O meu filho tinha-se ido. E o pai dele estava a consolar outra mulher.
Leo só apareceu duas horas depois, acompanhado pela mãe dele, a Helena. Ele não parecia um homem que tinha acabado de perder um filho. Parecia apenas cansado e contrariado.
"Eva, estás bem? Fiquei tão preocupado", disse ele, mas as suas palavras soavam ocas, ensaiadas.
A Helena aproximou-se da cama, com o seu olhar crítico de sempre.
"Que tragédia. Graças a Deus que o Leo estava com a Sofia. A coitada ficou em choque, teve de ser sedada. Se o Leo não estivesse lá, não sei o que teria sido dela."
Olhei para eles, um de cada vez. A dor dentro de mim transformou-se numa raiva fria e cortante.
"Onde estavas, Leo?", perguntei, com a voz rouca.

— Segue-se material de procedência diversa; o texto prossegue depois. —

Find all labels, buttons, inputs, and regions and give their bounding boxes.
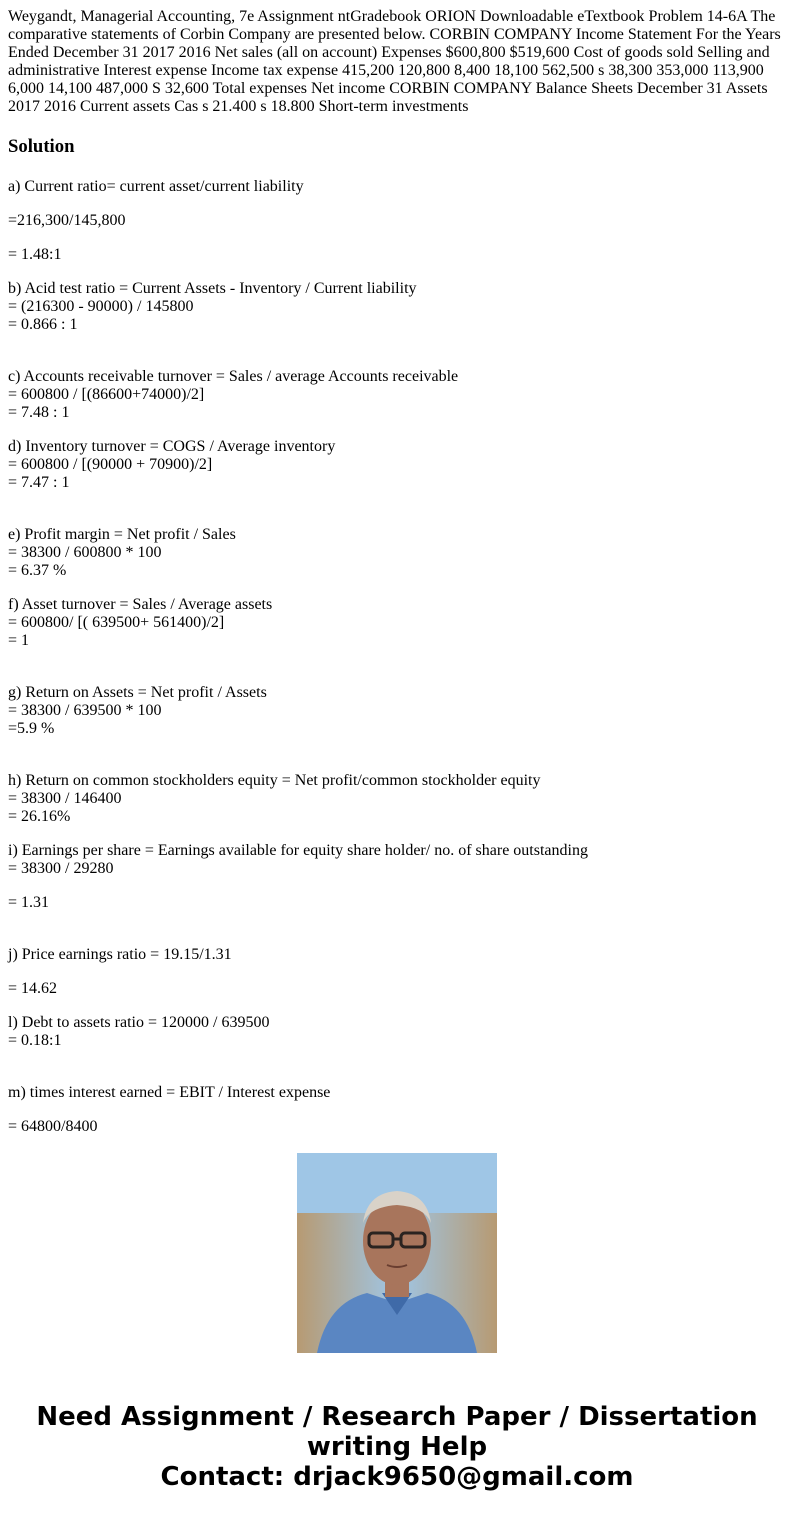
step-l <box>8 1014 786 1068</box>
step-i-line-1: = 38300 / 29280 <box>8 860 114 877</box>
step-b-line-1: = (216300 - 90000) / 145800 <box>8 298 194 315</box>
step-d-title: d) Inventory turnover = COGS / Average inventory <box>8 438 336 455</box>
cta-contact-email: Contact: drjack9650@gmail.com <box>160 1462 634 1492</box>
blank-line <box>8 1050 786 1068</box>
step-h-line-1: = 38300 / 146400 <box>8 790 122 807</box>
blank-line <box>8 912 786 930</box>
step-a-line-2: = 1.48:1 <box>8 246 62 263</box>
step-i-result <box>8 894 786 930</box>
author-portrait-image <box>297 1153 497 1353</box>
step-g <box>8 684 786 756</box>
step-c-line-2: = 7.48 : 1 <box>8 404 70 421</box>
step-g-title: g) Return on Assets = Net profit / Assets <box>8 684 267 701</box>
step-d <box>8 438 786 510</box>
step-i-line-2: = 1.31 <box>8 894 50 911</box>
step-a-title: a) Current ratio= current asset/current liability <box>8 178 304 195</box>
step-h <box>8 772 786 826</box>
step-m-title: m) times interest earned = EBIT / Interest expense <box>8 1084 331 1101</box>
cta-line-1: Need Assignment / Research Paper / Dissertation <box>36 1402 758 1432</box>
step-c-title: c) Accounts receivable turnover = Sales / average Accounts receivable <box>8 368 459 385</box>
step-d-line-1: = 600800 / [(90000 + 70900)/2] <box>8 456 213 473</box>
step-b-line-2: = 0.866 : 1 <box>8 316 78 333</box>
step-m-line-1: = 64800/8400 <box>8 1118 98 1135</box>
blank-line <box>8 492 786 510</box>
step-e-line-1: = 38300 / 600800 * 100 <box>8 544 162 561</box>
step-f-line-1: = 600800/ [( 639500+ 561400)/2] <box>8 614 225 631</box>
step-h-title: h) Return on common stockholders equity = Net profit/common stockholder equity <box>8 772 541 789</box>
step-i-title: i) Earnings per share = Earnings available for equity share holder/ no. of share outstanding <box>8 842 588 859</box>
step-j-line-1: = 14.62 <box>8 980 58 997</box>
contact-banner <box>0 1402 794 1492</box>
step-b <box>8 280 786 352</box>
blank-line <box>8 738 786 756</box>
step-e-title: e) Profit margin = Net profit / Sales <box>8 526 236 543</box>
step-c <box>8 368 786 422</box>
solution-steps <box>8 178 786 1136</box>
step-l-line-1: = 0.18:1 <box>8 1032 62 1049</box>
step-g-line-1: = 38300 / 639500 * 100 <box>8 702 162 719</box>
blank-line <box>8 650 786 668</box>
solution-document <box>8 8 786 1135</box>
step-h-line-2: = 26.16% <box>8 808 71 825</box>
step-f-line-2: = 1 <box>8 632 30 649</box>
step-l-title: l) Debt to assets ratio = 120000 / 639500 <box>8 1014 270 1031</box>
step-g-line-2: =5.9 % <box>8 720 55 737</box>
question-text: Weygandt, Managerial Accounting, 7e Assignment ntGradebook ORION Downloadable eTextbook Problem 14-6A The comparative statements of Corbin Company are presented below. CORBIN COMPANY Income Statement For the Years Ended December 31 2017 2016 Net sales (all on account) Expenses $600,800 $519,600 Cost of goods sold Selling and administrative Interest expense Income tax expense 415,200 120,800 8,400 18,100 562,500 s 38,300 353,000 113,900 6,000 14,100 487,000 S 32,600 Total expenses Net income CORBIN COMPANY Balance Sheets December 31 Assets 2017 2016 Current assets Cas s 21.400 s 18.800 Short-term investments <box>8 8 781 115</box>
step-f-title: f) Asset turnover = Sales / Average assets <box>8 596 273 613</box>
step-f <box>8 596 786 668</box>
cta-line-2: writing Help <box>306 1432 488 1462</box>
step-i <box>8 842 786 878</box>
step-b-title: b) Acid test ratio = Current Assets - Inventory / Current liability <box>8 280 417 297</box>
step-e <box>8 526 786 580</box>
step-a-line-1: =216,300/145,800 <box>8 212 126 229</box>
step-d-line-2: = 7.47 : 1 <box>8 474 70 491</box>
solution-heading: Solution <box>8 136 75 157</box>
step-j-title: j) Price earnings ratio = 19.15/1.31 <box>8 946 232 963</box>
step-c-line-1: = 600800 / [(86600+74000)/2] <box>8 386 205 403</box>
blank-line <box>8 334 786 352</box>
author-photo <box>297 1153 497 1353</box>
step-e-line-2: = 6.37 % <box>8 562 67 579</box>
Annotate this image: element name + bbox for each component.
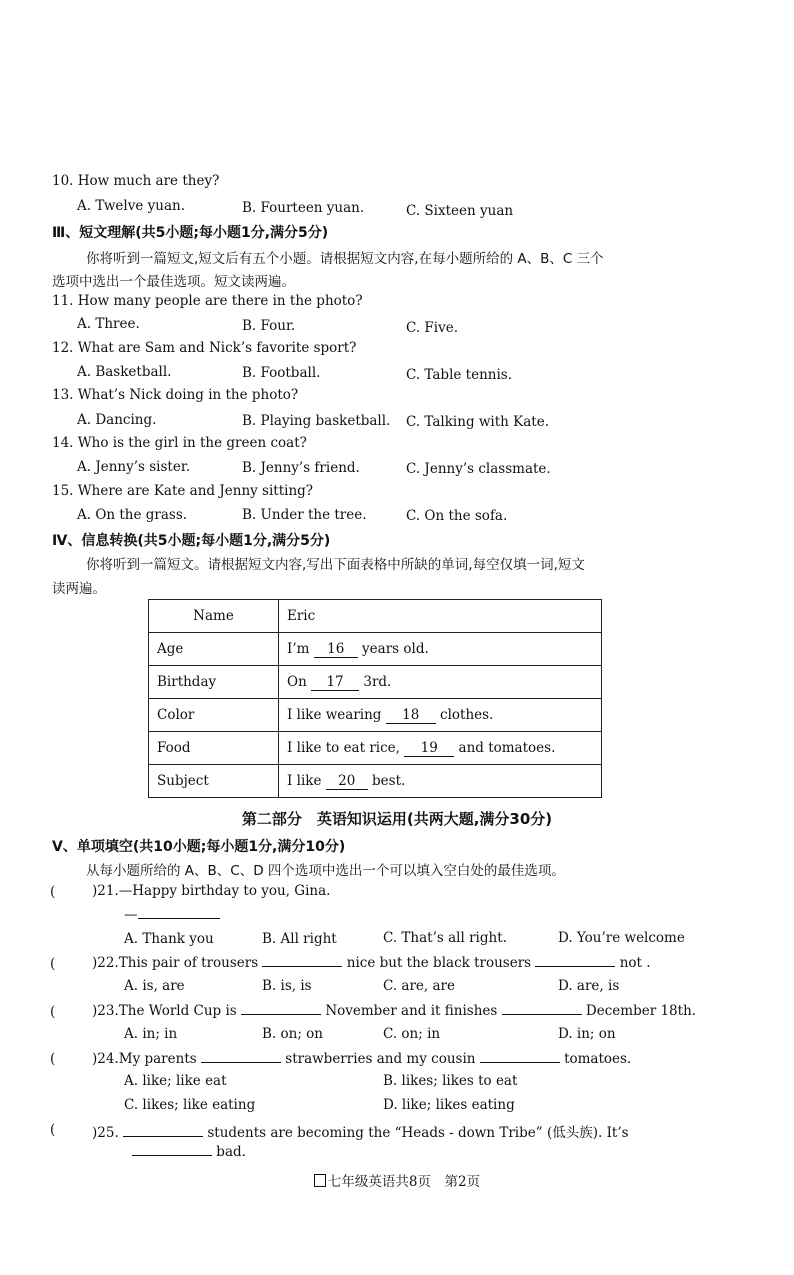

Ele desviou o olhar. "Eu já te disse. A Sofia entrou em pânico. Ela tem um trauma."
"E eu? Eu estava presa num incêndio, a carregar o teu filho. Isso não era uma emergência?"
"Claro que era!", interveio a Helena, defensiva. "Mas os bombeiros existem para isso! O meu filho não é bombeiro. Ele fez o que pôde, ajudou uma alma desamparada. Devias ter orgulho nele."
Orgulho. A palavra soou como um insulto.
"Ele deixou-me para morrer", disse eu, olhando diretamente para o Leo. "Ele escolheu a Sofia em vez de mim e do nosso filho."
"Não sejas dramática, Eva", disse o Leo, a sua paciência a esgotar-se. "Eu não te deixei para morrer. Eu disse-te para pores toalhas molhadas na porta. Eu sabia que os bombeiros iam chegar. A Sofia não tinha ninguém."
"Ela tinha-te a ti. E eu, supostamente, também."
Virei a cabeça para a janela. O céu estava cinzento.
"Quero o divórcio, Leo."
O silêncio no quarto foi pesado. A Helena arfou, chocada. O Leo olhou para mim como se eu tivesse enlouquecido.
"O quê? Divórcio? Acabámos de perder o nosso filho e tu estás a falar em divórcio? Não tens coração?"
"O meu coração parou de bater ontem à noite, no nosso apartamento", respondi, sem olhar para ele. "Quando percebi que o meu marido e o pai do meu filho se preocupava mais com o ataque de pânico de outra mulher do que com as nossas vidas."
"Isto é inacreditável", disse a Helena, abanando a cabeça. "Depois de tudo o que o meu filho faz por ti. És uma ingrata."
"Por favor, saiam", pedi, com a voz a tremer pela primeira vez. "Quero ficar sozinha."
O Leo ainda tentou argumentar, mas eu fechei os olhos e ignorei-o. Eventualmente, ouvi os seus passos a afastarem-se e a porta a fechar-se suavemente.
O divórcio não era uma ameaça. Era uma promessa. A única coisa que me restava.